Bakmasını ve görmesini bilenler için 30 Mart’ı 31 Mart’a bağlayan geceyarısının ‘balkon manzarası’, duruma ve geleceğe ilişkin birçok ipucu veriyordu.
Tayyip Erdoğan, yanında aile efradıyla birlikte. Müslüman Kardeşler’in işaretini yaparak balkona çıktı. Erdoğan yönetimindeki Türkiye’nin ‘dış politika felsefesi’nin ne olacağı, Türkiye’nin ne kadar ‘dar eksen’de dış politika yapacağını o işaret ilan ediyordu. O işaretle balkona çıkmak, ülkenin içinden ziyade, televizyon ekranındaki ‘zafer anı’nı kaydedecek ‘dış dünya’ya bir ‘muzaffer lider’in bir meydan okumasıydı.
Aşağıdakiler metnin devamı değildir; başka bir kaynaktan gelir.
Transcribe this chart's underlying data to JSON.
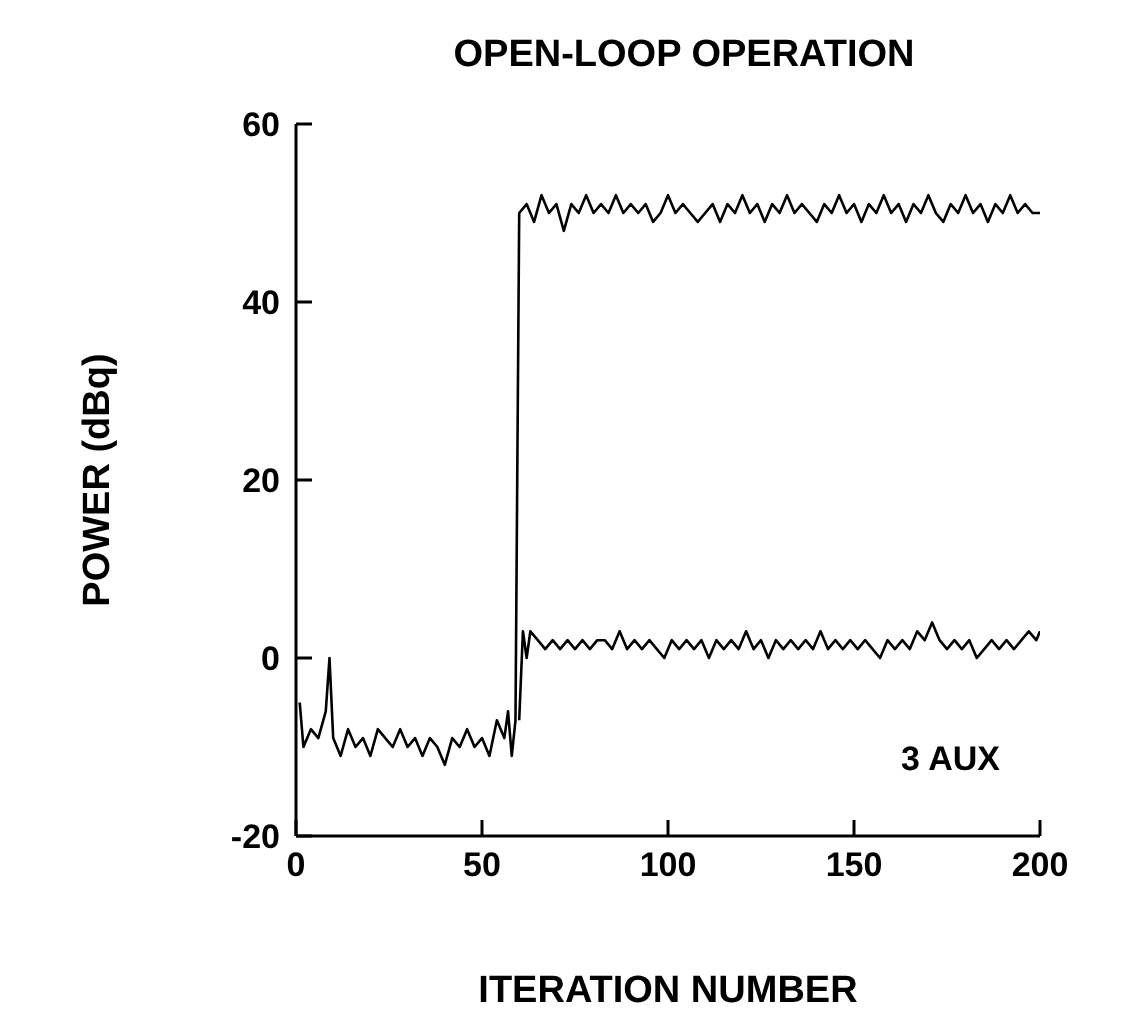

İkinci ‘mesaj’ yanına aldıkları idi. Evet, bir ‘hanedan’ sunumu vardı ama belki daha da önemlisi, aile fertlerinin yanı sıra balkona dizilen eski bakanlar ve bazı işadamlarının, tapeler ve yolsuzluk soruşturmasında isimleri ortalıkta dolaşanlardan oluşmuş olmalarıydı.
Şayet bu 30 Mart gecesinin ‘zafer sarhoşluğu’nu yansıtarak kamuoyuna bir ‘meydan okuma’ değilse, 30 Mart sonrasında çıkacağı ‘yolculuk’ta yanında kimlerin, ne nitelikteki insanların görüleceğinin ipuçlarını veriyordu.